The Fifth Circuit Ruled That the NLRB Is Unconstitutional
The Fifth Circuit Court of Appeals sided with SpaceX earlier this week, ruling that the National Labor Relations Board’s current structure is unconstitutional. The decision will keep the agency hamstrung until the case makes its way to the Supreme Court.

The US Court of Appeals for the Fifth Circuit has affirmed preliminary injunctions halting NLRB proceedings against three employers, including Elon Musk’s SpaceX. (Brandon Bell / Getty Images)
For the last year or so, federal district court judges in the Fifth Circuit have been enjoining the National Labor Relations Board (NLRB) from processing unfair labor practice charges against employers in Texas, Louisiana, and Mississippi. I’ve written a couple of pieces about this including this one in September of last year.
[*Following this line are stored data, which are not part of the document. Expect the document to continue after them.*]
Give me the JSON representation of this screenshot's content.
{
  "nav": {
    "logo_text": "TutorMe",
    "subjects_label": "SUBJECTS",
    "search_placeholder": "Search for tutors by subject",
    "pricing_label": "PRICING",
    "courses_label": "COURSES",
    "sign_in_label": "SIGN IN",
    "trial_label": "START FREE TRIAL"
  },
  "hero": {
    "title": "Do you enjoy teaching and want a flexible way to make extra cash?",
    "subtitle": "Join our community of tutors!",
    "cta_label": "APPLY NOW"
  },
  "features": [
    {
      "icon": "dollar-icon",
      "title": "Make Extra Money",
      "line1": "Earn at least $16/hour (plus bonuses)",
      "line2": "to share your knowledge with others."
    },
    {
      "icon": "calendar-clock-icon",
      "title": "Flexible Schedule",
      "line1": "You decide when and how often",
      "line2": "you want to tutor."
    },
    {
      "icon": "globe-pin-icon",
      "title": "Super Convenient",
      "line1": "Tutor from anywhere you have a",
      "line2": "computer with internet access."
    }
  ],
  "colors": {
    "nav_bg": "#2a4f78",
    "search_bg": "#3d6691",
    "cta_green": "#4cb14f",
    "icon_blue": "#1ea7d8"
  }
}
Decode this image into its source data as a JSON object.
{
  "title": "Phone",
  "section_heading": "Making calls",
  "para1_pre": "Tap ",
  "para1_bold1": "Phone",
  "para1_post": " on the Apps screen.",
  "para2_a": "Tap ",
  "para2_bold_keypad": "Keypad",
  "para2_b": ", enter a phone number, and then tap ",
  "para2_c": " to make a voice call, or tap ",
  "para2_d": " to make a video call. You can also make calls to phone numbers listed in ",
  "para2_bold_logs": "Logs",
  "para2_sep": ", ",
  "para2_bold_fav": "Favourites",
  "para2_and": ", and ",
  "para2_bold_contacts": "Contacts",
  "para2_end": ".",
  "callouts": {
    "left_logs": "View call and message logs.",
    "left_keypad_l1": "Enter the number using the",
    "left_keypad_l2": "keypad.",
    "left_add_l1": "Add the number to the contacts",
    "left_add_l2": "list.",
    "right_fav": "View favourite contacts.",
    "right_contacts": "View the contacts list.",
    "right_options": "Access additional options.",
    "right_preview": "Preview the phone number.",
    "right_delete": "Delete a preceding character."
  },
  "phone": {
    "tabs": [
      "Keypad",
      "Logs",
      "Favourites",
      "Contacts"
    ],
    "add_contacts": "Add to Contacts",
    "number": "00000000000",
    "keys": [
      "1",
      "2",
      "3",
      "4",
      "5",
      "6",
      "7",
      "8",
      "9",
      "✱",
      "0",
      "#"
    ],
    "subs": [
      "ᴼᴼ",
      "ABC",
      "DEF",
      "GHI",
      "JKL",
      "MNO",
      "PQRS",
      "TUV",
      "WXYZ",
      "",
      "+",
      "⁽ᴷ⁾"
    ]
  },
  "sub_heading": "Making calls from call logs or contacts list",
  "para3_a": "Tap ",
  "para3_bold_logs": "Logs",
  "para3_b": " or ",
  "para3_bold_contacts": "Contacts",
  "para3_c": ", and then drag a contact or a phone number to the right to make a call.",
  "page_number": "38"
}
These decisions are all downstream of the “unitary executive” theory popular in conservative legal circles. The legal argument goes as follows:
Article II of the US Constitution requires that the president “shall take Care that the Laws be faithfully executed.”
The president cannot do so with respect to the NLRB because the NLRB members and administrative law judges (ALJs) are too difficult to fire.
Thus, the NLRB’s current structure is likely unconstitutional and it would cause irreparable harm to these employers to be subject to NLRB administrative processes.